Soil nitrate can be lost through denitrification, a process that can occur when soils are approaching saturation and become depleted in oxygen. Growers can reduce the potential for denitrifi cation in wetter parts of paddocks with five techniques.

Key Points

  • Loss of soil nitrate via denitrification is usually minimal, unless soils are waterlogged.
  • Denitrification, a naturally occurring process, happens when bacteria convert soil nitrate into nitrogen (N) gases that are lost from the soil. It occurs in soils nearing saturation because oxygen becomes increasingly limited.
  • Bacteria need a supply of soil nitrate and readily available organic matter for denitrification to proceed. Denitrification rates are faster at hotter temperatures and in alkaline, rather than acidic, soils.

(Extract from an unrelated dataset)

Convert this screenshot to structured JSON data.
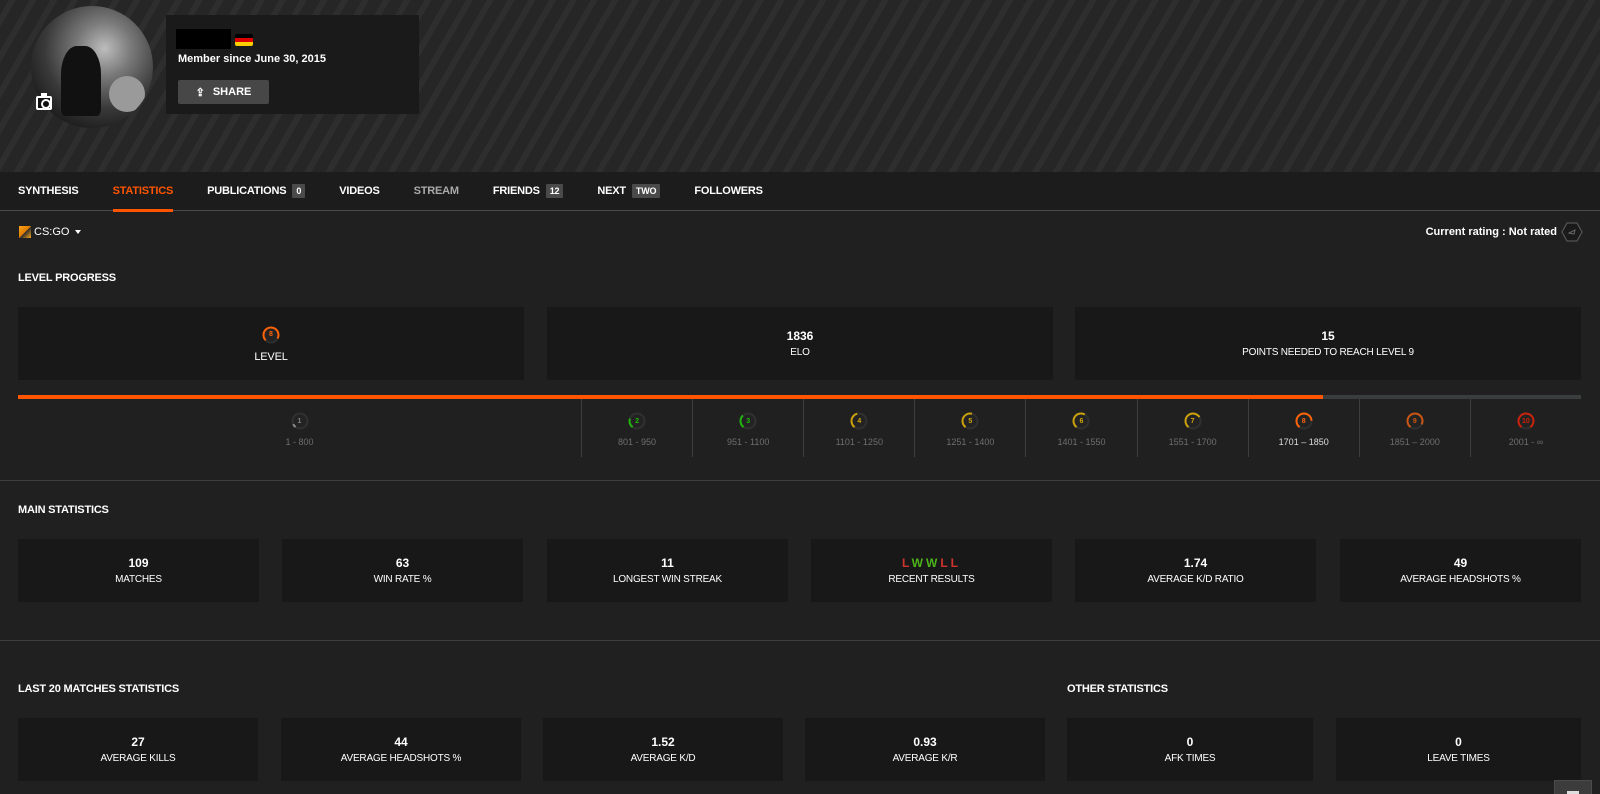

  • Soil nitrate comes from mineralisation of soil organic matter, decomposition of crop residues (especially nitrogen-fixing legumes), and addition of N fertiliser.
  • The source of the nitrate determines when denitrification losses may occur. For instance, in N-fertilised summer crops such as sorghum, losses can be large if heavy rains waterlog the soil during hot conditions soon after planting.
  • The best way to tell how much nitrate remains in the soil profile after an extended wet period is to have it soil cored and tested for nitrate. Denitrification is extremely variable, so growers need to test wetter areas separately from drier ones.
  • Limiting future denitrification losses is difficult. However, growers can reduce the potential for denitrification by using split applications of N fertiliser, enhanced-efficiency fertilisers, growing short-season ‘cover crops’, improving paddock drainage, or planting in raised planting beds.